Fonte: “Comparing Deep Learning and Shallow Learning Techniques for API Calls Malware Prediction: A Study”, 4 Febbraio 2022, Paper, https://www.mdpi.com/2076-3417/12/3/1645/htm
Abstract
Recognition of malware is critical in cybersecurity as it allows for avoiding execution and the downloading of malware. One of the possible approaches is to analyze the executable’s Application Programming Interface (API) calls, which can be done using tools that work in sandboxes, such as Cuckoo or CAPEv2. This chain of calls can then be used to classify if the considered file is benign or malware. This work aims to compare six modern shallow learning and deep learning techniques based on tabular data, using two datasets of API calls containing malware and goodware, where the corresponding chain of API calls is expressed for each instance. The results show the quality of shallow learning approaches based on tree ensembles, such as CatBoost, both in terms of F1-macro score and Area Under the ROC curve (AUC ROC), and training time, making them optimal for making inferences on Edge AI solutions. The results are then analyzed with the explainable AI SHAP technique, identifying the API calls that most influence the process, i.e., those that are particularly afferent to malware and goodware.
Introduction
The protection of a computer system, especially in a smart enterprise, represents a key factor for the company’s survival: the damage caused by computer attacks can have significant economic impacts. Among the possible attacks, malware attacks are particularly relevant, as they cause direct damage to the system or intercept relevant information for the company. Protecting the smart enterprise from malware is crucial, so it is necessary to implement techniques that can detect and recognize malware within enterprise networks. Most malware detection systems are based on signature verification techniques, which are effective for all known malicious software, but inadequate for new malware as there are no signatures available.

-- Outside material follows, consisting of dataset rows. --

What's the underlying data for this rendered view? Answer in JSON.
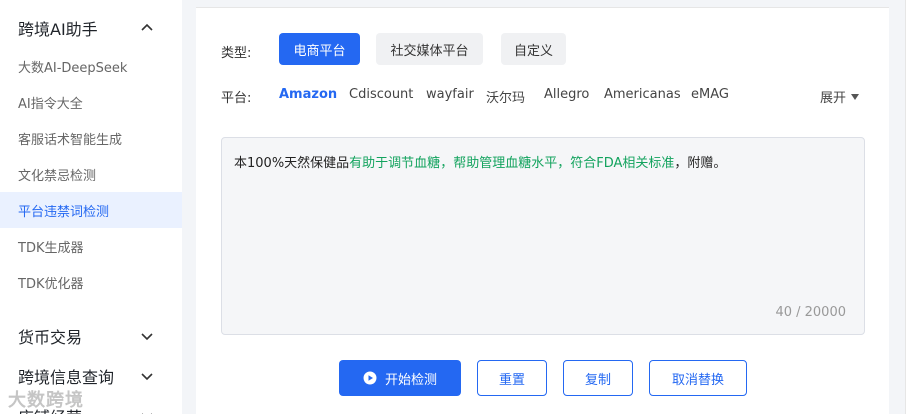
{
  "sidebar": {
    "group1": {
      "title": "跨境AI助手",
      "expanded": true
    },
    "items": [
      {
        "label": "大数AI-DeepSeek",
        "active": false
      },
      {
        "label": "AI指令大全",
        "active": false
      },
      {
        "label": "客服话术智能生成",
        "active": false
      },
      {
        "label": "文化禁忌检测",
        "active": false
      },
      {
        "label": "平台违禁词检测",
        "active": true
      },
      {
        "label": "TDK生成器",
        "active": false
      },
      {
        "label": "TDK优化器",
        "active": false
      }
    ],
    "group2": {
      "title": "货币交易",
      "expanded": false
    },
    "group3": {
      "title": "跨境信息查询",
      "expanded": false
    },
    "group4": {
      "title": "店铺经营",
      "expanded": false
    }
  },
  "form": {
    "type_label": "类型:",
    "types": [
      "电商平台",
      "社交媒体平台",
      "自定义"
    ],
    "platform_label": "平台:",
    "platforms": [
      "Amazon",
      "Cdiscount",
      "wayfair",
      "沃尔玛",
      "Allegro",
      "Americanas",
      "eMAG"
    ],
    "expand_label": "展开",
    "text_parts": [
      "本100%天然保健品",
      "有助于调节血糖",
      "，",
      "帮助管理血糖水平",
      "，",
      "符合FDA相关标准",
      "，附赠。"
    ],
    "counter": "40 / 20000"
  },
  "actions": {
    "start": "开始检测",
    "reset": "重置",
    "copy": "复制",
    "cancel_replace": "取消替换"
  },
  "watermark": "大数跨境",
  "colors": {
    "accent": "#2468f2",
    "highlight": "#13a35e"
  }
}
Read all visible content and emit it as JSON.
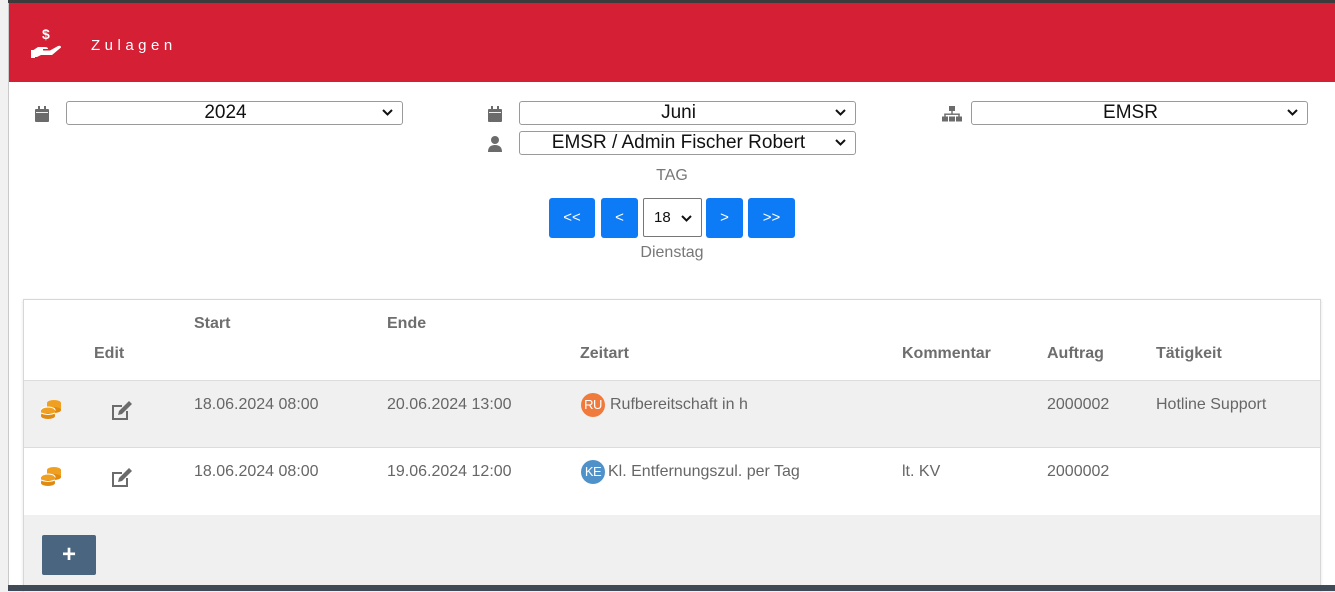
{
  "header": {
    "title": "Zulagen",
    "icon": "hand-dollar-icon",
    "color": "#d41f34"
  },
  "filters": {
    "year": "2024",
    "month": "Juni",
    "department": "EMSR",
    "employee": "EMSR / Admin Fischer Robert"
  },
  "day_nav": {
    "label": "TAG",
    "first": "<<",
    "prev": "<",
    "day": "18",
    "next": ">",
    "last": ">>",
    "weekday": "Dienstag",
    "button_color": "#0d7bf6"
  },
  "table": {
    "headers": {
      "edit": "Edit",
      "start": "Start",
      "end": "Ende",
      "type": "Zeitart",
      "comment": "Kommentar",
      "order": "Auftrag",
      "activity": "Tätigkeit"
    },
    "rows": [
      {
        "start": "18.06.2024 08:00",
        "end": "20.06.2024 13:00",
        "badge": "RU",
        "badge_color": "#f07a3c",
        "type": "Rufbereitschaft in h",
        "comment": "",
        "order": "2000002",
        "activity": "Hotline Support"
      },
      {
        "start": "18.06.2024 08:00",
        "end": "19.06.2024 12:00",
        "badge": "KE",
        "badge_color": "#4f92c9",
        "type": "Kl. Entfernungszul. per Tag",
        "comment": "lt. KV",
        "order": "2000002",
        "activity": ""
      }
    ],
    "add_label": "+"
  }
}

This limitation represents a problem, as it can intercept attacks built with prefabricated elements, but it cannot protect against a specifically constructed attack. A way to overcome the limitations of such approaches is to exploit the sandbox software CAPEv2 [1], the evolution of Cuckoo [2], to perform an analysis of hypothetical threats. The use of machine learning and classification techniques, operating on the information related to the behavior of executables, allows the detection of malware, especially the 0-day ones, i.e., those not yet known.